Scoring Rate of Subjective Questions

Models Overall Chinese Eng. Sci. Math Hum. Math Phys. Chem. Biol. Poli. Hist. Geog.
GPT-4-0314 51.9% 51.5% 88.3% 24.1% 27.9% 56.7% 35.0% 85.6% 50.0% 63.1% 70.0%
GPT-4-0613 50.8% 50.3% 87.6% 24.6% 27.5% 47.1% 28.5% 85.6% 49.9% 59.9% 71.5%
ERNIE-Bot-0615 48.4% 57.1% 45.0% 17.0% 25.6% 33.5% 30.8% 84.9% 53.0% 60.0% 72.7%
ERNIE-Bot-turbo-0725 39.2% 42.5% 28.8% 14.6% 15.6% 23.2% 25.0% 85.1% 45.3% 47.0% 61.8%
GPT-3.5-turbo-0301 35.8% 33.9% 75.4% 15.2% 15.9% 16.9% 21.4% 36.3% 42.3% 58.4% 62.1%

Evaluation Methods

Openai API

  1. Get the Output of GPT-4.

    cd ./Bench
    
    ## Get the Output of Objective Questions
    python objective_bench.py --openai_api_key="your openai api key"
    
    ## Get the Output of Subjective Questions
    python subjective_bench.py --openai_api_key="your openai api key"
    
  2. Calculate the Scoring Rate of Objective Questions

    • Place the JSON file output by the GPT-4 model in the ./Results/gpt_4_obj folder.

    • Execute the following instructions to obtain the score rate for objective questions. The results are stored in the ./Results/gpt_4_obj/results/correction_score.json file.

    python OBJ_score_evaluation.py --obj_output_dir=../Results/gpt_4_obj
    
  3. Calculate the GPT-4 Model's Subjective Question Scoring Rate

    Due to the high cost of manual grading, we have provided LLM-as-a-Judge scripts that utilizes GPT-4-turbo to score the model's subjective questions.

    • Place the JSON file output by the GPT-4 model in the ./Results/gpt_4_sub folder.

    • Execute the following command to obtain GPT-4's scoring for subjective questions, with results stored in the ./Results/gpt_4_sub/gpt-4-1106-preview_correction_wo_marking_criterion directory.
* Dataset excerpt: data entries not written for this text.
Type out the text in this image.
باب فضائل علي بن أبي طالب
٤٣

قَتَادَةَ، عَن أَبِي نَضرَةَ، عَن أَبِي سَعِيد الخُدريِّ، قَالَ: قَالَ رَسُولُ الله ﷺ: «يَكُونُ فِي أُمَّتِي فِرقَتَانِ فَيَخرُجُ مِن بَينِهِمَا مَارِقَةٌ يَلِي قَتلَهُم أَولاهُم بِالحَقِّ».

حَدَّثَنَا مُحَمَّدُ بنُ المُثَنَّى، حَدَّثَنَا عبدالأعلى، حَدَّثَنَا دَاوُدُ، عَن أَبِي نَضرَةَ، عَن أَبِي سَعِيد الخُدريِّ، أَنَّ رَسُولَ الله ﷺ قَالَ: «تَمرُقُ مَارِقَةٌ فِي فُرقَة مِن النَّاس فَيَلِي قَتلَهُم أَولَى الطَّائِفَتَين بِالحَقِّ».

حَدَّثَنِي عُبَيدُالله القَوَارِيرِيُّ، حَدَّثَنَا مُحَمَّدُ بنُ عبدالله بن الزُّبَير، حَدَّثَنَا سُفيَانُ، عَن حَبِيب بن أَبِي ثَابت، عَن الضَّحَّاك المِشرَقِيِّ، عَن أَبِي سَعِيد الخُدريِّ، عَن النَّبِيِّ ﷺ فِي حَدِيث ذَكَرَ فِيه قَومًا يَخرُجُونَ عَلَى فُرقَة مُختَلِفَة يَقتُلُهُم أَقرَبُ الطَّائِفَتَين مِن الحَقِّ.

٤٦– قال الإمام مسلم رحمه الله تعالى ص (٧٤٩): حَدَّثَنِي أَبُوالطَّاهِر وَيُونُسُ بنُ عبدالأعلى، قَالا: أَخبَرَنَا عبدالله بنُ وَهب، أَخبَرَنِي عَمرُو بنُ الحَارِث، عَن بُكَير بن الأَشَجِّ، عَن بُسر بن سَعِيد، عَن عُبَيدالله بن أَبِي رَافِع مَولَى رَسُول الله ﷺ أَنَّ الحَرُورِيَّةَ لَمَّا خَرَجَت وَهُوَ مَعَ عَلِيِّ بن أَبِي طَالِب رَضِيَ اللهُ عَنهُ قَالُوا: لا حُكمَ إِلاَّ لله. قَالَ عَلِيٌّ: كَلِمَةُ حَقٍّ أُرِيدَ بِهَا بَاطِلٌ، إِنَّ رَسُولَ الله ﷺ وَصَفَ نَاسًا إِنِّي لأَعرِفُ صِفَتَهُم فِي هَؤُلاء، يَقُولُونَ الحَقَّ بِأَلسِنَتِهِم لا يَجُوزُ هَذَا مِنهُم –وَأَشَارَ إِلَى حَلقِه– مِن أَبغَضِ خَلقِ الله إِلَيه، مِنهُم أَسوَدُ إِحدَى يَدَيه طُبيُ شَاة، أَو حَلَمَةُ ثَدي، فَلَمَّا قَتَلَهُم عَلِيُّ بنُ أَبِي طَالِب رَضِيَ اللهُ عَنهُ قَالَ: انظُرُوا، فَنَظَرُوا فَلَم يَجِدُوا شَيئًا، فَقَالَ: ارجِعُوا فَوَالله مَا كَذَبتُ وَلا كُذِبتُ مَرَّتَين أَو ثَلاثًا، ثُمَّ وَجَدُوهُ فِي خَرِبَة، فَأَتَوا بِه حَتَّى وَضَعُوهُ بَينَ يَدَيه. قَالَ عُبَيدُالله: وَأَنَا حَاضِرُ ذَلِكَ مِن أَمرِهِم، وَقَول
    python subjective_grade.py --openai_api_key="your openai api key"
    
    • Execute the following command to obtain the scoring rate for subjective questions, with results stored in the ./Results/gpt_4_sub/gpt-4-1106-preview_correction_wo_marking_criterion/result/model_score.json file.
    python SUB_score_evaluation.py --sub_output_dir=../Results/gpt_4_sub/gpt-4-1106-preview_correction_wo_marking_criterion --mode=model
    
    1. Calculate the GPT-4 Model's Converted Total Score

      Execute the following command to obtain GPT-4's converted total score, with results saved in ./Results/merge_score.json.

      python merge_OBJ_SUB_score.py
      

Other Models

You can encapsulate other models as APIs and store them in ./Models, with the encapsulation method referable to ./Models/openai_gpt4.py.

Citation

@inproceedings{Zhang2023EvaluatingTP,
  title={Evaluating the Performance of Large Language Models on GAOKAO Benchmark},
  author={Xiaotian Zhang and Chunyang Li and Yi Zong and Zhengyu Ying and Liang He and Xipeng Qiu},
  year={2023}
}

Acknowledge

Here we would like to thank the teachers of Cao Yang No. 2 High School, who are responsible for scoring GAOKAO-Bench subjective questions.